11-14-2017 08:27 PM
Hi,
I'm having an issue that whenever a NFS hangs (comes with message NFS not responding..) or whenever the Network interface goes down, the VCS cluster doesn't failover to its partner. Instead, it keeps trying on the same server and ultimately the resource group fails on both the nodes.
Can someone please help me out of this please? I would rather that the VCS fails over on its own or any other possible workaround to get it switchover manually, in case this scenario happens again. Is there anyway to achieve this?
Thanks & Regards,
Ajit
11-14-2017 08:31 PM
post the engineA and nfs logs.
11-14-2017 09:00 PM
Attaching the logs.
11-14-2017 11:18 PM
under Service Group what resource type you used for NIC and NFS ?
11-14-2017 11:32 PM
Hi,
We are using Named & Namedpc for NIC and NFS.
Thanks,
Ajit
11-15-2017 12:23 AM
I think you need to o below:
- For Network card, you need to make NIC resource
- For NFS, you need to make NFSshare resource
Let me search in case I get a detailed technote
11-15-2017 03:49 AM
Page 255 Configuring NFS service groups
https://sort.symantec.com/public/documents/sfha/6.0/linux/productguides/pdf/vcs_admin_60_lin.pdf
I hope this will help you out
11-15-2017 09:39 PM
Thanks for the document.
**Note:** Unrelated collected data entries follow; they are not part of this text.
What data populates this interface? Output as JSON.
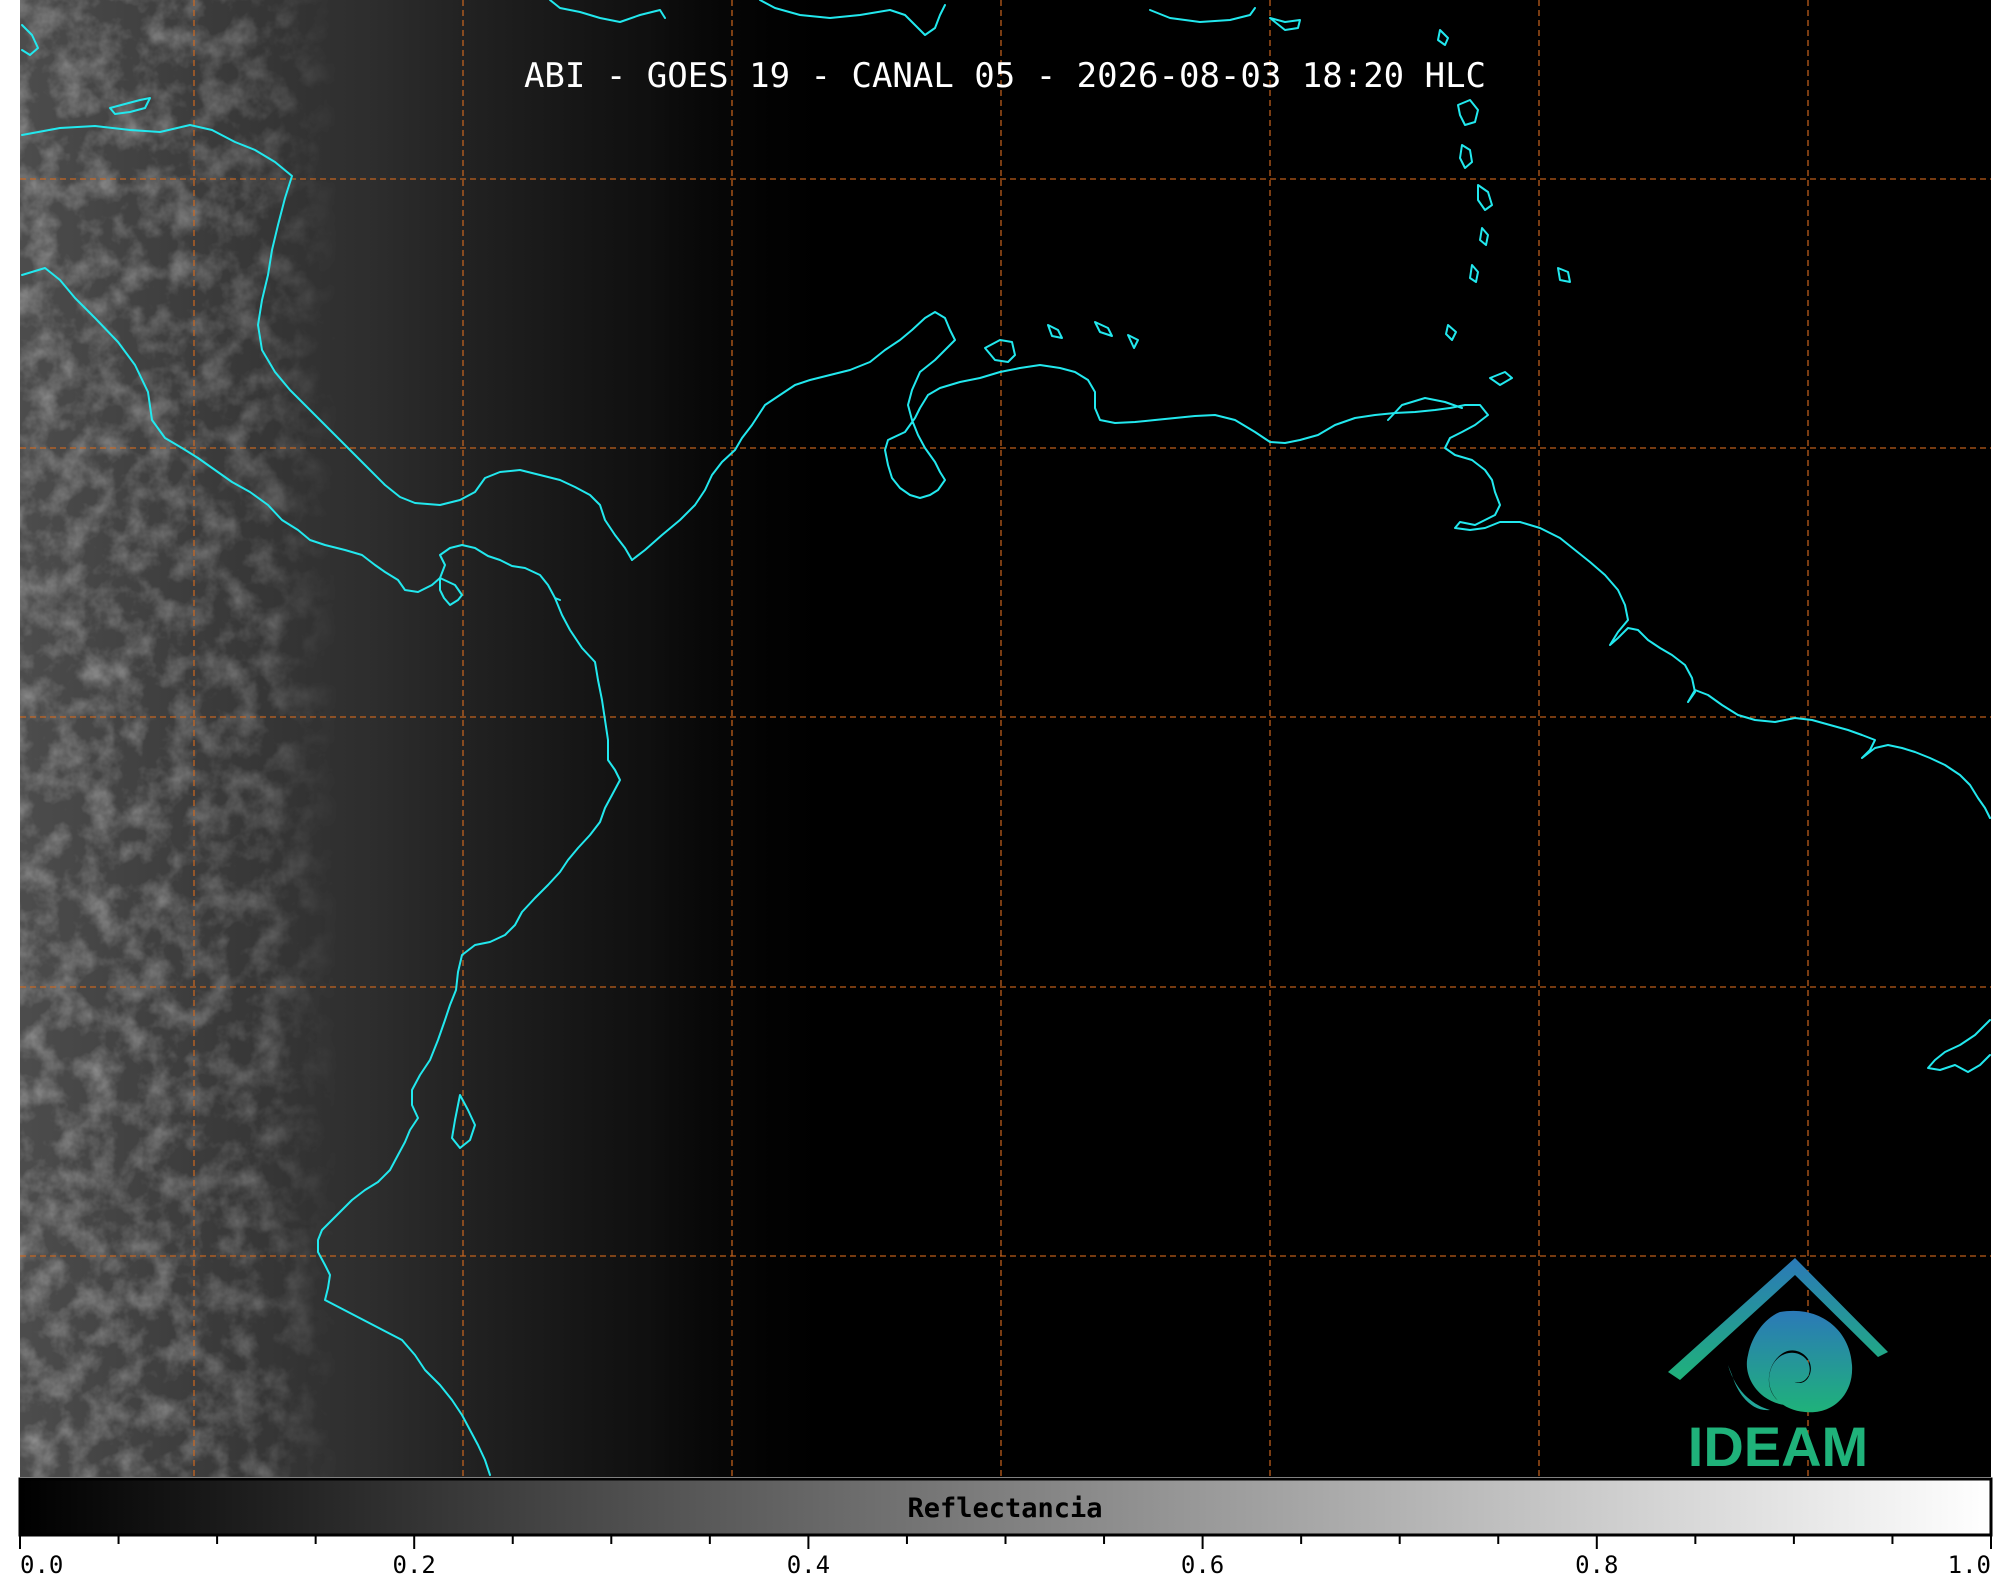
{
  "title": "ABI - GOES 19 - CANAL 05 - 2026-08-03 18:20 HLC",
  "logo": {
    "text": "IDEAM",
    "icon": "ideam-mountain-swirl-logo",
    "colors": {
      "top": "#2b79b8",
      "bottom": "#1fb27a"
    }
  },
  "map": {
    "background": "#000000",
    "coastline_color": "#22e8ee",
    "grid_color": "#d2691e"
  },
  "colorbar": {
    "label": "Reflectancia",
    "min": 0.0,
    "max": 1.0,
    "tick_labels": [
      "0.0",
      "0.2",
      "0.4",
      "0.6",
      "0.8",
      "1.0"
    ],
    "tick_values": [
      0.0,
      0.2,
      0.4,
      0.6,
      0.8,
      1.0
    ],
    "minor_tick_values": [
      0.05,
      0.1,
      0.15,
      0.25,
      0.3,
      0.35,
      0.45,
      0.5,
      0.55,
      0.65,
      0.7,
      0.75,
      0.85,
      0.9,
      0.95
    ],
    "color_start": "#000000",
    "color_end": "#ffffff"
  }
}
However, I have already got those resources configured. (I mean NIC resource exists on the NFS service service group). The problem is that even when its configured like this, the switchover doesn't happen if the NIC is down.
gnic_p
gnic_p
named_ip
named_ip
named_ipmp
named_ipmp
named_mount
named_mount
named_proc
named_proc
namedpc_ip
namedpc_ip
namedpc_ipmp
namedpc_ipmp
namedpc_mount
namedpc_mount
namedpc_proc
namedpc_proc
proxy-ipmp
proxy-ipmp
Eg:
#Resource Attribute System Value
namedpc_ip Group global namedpc
namedpc_ip Type global IPMultiNICB
Thanks,
Ajit
11-18-2017 08:14 PM
NFS resource hung issue is a very popula issue and most of the times, these kind of issues are not VCS related. If NFS is hanging (becoems not responsive, the issue is in the kernel), BVS NFS agent would not be able to offline/clean the hanging resource therefore unable to failover. Likely a system reboot is needed.
Are you on VCS 5.0/5.1 or later?
If the issue occurs on a regula bases, patchj up OS and upgrade VCS is highly recommended.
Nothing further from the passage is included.